Magistrados já ouviram o juiz do acórdão polémico

violência doméstica

O juiz relator do acórdão da Relação do Porto, Neto de Moura, que minimizou um caso de violência doméstica pelo facto de a mulher agredida ter cometido adultério, foi ouvido esta sexta-feira, 3 de novembro, pelo instrutor do processo de averiguações instaurado pelo Conselho Superior de Magistratura (CSM).

A inquirição do magistrado ocorreu durante a manhã no Supremo Tribunal de Justiça (STJ), em Lisboa, onde o juiz Gabriel Catarino, elemento do CSM e instrutor deste processo, tem gabinete, pois é também juiz conselheiro do STJ.

Neto de Moura, acompanhado pelo advogado, Ricardo Serrano Vieira, entraram e saíram das instalações do STJ por uma porta lateral, à margem dos jornalistas, que aguardavam na entrada principal.

O processo de averiguações encontra-se em sigilo e deverá ser apreciado pelo plenário do CSM, na reunião de 5 de dezembro, que decidirá se instaura ou não um inquérito disciplinar ao juiz Neto de Moura.


Neto de Moura disse que está a ser “profundamente deturpado”


“A circunstância do CSM fazer hoje uma audição tem a ver com a ordem natural das coisas, não foi por causa deste caso que se passou a prever que havia audição“, disse esta sexta-feira a ministra da Justiça, acrescentando que “o mecanismo existia e funcionou”.

Os magistrados “não vieram de Marte”

Francisca Van Dunem, que falava à margem do seminário Decisão Europeia de Investigação – O papel da Eurojust, em Lisboa, sublinhou que “as decisões das magistraturas são sindicáveis nos espaços próprios, existem meios de sindicar as decisões” e que “tudo funcionou sempre”.

“Os magistrados refletem a sociedade, não vieram de Marte, existem na sociedade e obviamente refletem vários modelos de pensamento que existem“, declarou a ministra da Justiça, aos jornalistas.

Em causa está um acórdão da Relação do Porto, datado de 11 de outubro, no qual o juiz relator, Neto de Moura, faz censura moral a uma mulher de Felgueiras vítima de violência doméstica, minimizando este crime pelo facto de esta ter cometido adultério.

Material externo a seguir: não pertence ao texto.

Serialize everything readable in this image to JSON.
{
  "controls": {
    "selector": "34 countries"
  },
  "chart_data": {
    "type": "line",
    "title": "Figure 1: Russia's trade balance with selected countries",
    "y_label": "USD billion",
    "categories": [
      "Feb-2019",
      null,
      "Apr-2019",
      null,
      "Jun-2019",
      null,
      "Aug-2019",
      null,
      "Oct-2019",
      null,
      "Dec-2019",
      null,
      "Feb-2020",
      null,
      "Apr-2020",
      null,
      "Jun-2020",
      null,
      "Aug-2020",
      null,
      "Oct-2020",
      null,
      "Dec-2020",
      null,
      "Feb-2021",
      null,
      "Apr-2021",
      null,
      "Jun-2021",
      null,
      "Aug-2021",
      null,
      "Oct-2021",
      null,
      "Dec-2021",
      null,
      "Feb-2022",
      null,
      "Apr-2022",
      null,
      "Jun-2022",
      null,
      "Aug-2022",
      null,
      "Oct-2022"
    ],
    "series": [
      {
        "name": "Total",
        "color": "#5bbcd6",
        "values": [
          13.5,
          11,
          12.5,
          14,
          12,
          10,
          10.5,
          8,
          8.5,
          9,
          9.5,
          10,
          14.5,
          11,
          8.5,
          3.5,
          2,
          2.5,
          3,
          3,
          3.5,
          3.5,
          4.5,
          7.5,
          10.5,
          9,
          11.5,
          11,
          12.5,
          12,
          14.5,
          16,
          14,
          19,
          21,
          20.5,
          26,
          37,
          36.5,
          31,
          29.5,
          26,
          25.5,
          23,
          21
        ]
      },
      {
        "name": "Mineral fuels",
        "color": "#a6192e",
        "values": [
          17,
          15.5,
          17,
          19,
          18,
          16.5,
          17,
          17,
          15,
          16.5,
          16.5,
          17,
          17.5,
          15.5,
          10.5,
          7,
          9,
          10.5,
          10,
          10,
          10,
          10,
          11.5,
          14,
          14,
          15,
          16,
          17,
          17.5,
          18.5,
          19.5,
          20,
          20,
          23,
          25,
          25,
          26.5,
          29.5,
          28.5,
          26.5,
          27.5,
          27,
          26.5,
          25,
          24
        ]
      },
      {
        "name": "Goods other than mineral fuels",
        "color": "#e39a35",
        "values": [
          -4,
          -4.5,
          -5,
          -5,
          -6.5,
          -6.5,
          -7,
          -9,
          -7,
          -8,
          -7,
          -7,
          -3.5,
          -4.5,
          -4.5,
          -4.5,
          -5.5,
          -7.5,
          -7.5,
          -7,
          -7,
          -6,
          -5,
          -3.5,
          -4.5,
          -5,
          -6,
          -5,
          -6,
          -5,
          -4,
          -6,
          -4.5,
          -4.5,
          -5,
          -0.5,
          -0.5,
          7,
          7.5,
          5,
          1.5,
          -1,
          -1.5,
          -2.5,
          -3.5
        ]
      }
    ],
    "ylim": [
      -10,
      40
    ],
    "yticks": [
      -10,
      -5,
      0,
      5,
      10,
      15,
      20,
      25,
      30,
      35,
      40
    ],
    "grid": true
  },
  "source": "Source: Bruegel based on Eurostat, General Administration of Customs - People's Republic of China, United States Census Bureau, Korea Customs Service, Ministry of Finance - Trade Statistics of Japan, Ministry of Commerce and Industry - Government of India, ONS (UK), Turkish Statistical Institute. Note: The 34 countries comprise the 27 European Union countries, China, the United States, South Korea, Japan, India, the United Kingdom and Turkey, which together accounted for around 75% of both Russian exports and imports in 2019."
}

Releia as frases mais chocantes do acórdão


O juiz invoca a Bíblia, o Código Penal de 1886 e até civilizações que punem o adultério com pena de morte, para desvalorizar a violência cometida contra a mulher em causa por parte do marido e do amante, que foram condenados a pena suspensa na primeira instância.

A decisão do tribunal superior foi também assinada pela desembargadora Maria Luísa Abrantes.

Sociedade uniu-se para protestar contra decisão

A Associação Portuguesa de Mulheres Juristas, a Associação Portuguesa de Apoio à Vítima, a UMAR – União de Mulheres Alternativa e Resposta, entre outras associações, já se manifestaram contra a fundamentação do Tribunal da Relação do Porto.

Além disso, mais de duas centenas de pessoas protestaram na sexta-feira, 27 de outubro, no centro de Lisboa, classificando o acórdão de machista e que desculpabiliza o crime de violência doméstica.


Recorde as imagens dos protestos que decorreram em Lisboa e no Porto

Veja os famosos que já assinaram a petição


Está também a correr uma petição ‘online’ assinada até hoje por quase 19.500 pessoas e na qual se pede uma tomada de posição do CSM e do Provedor de Justiça e apela a uma “reflexão urgente e séria” sobre a necessidade de alterar o sistema de e/ou avaliação dos juízes, “para que casos como este sejam evitados no futuro”. O assunto tem provocado também muita crítica e vasta discussão nas redes sociais.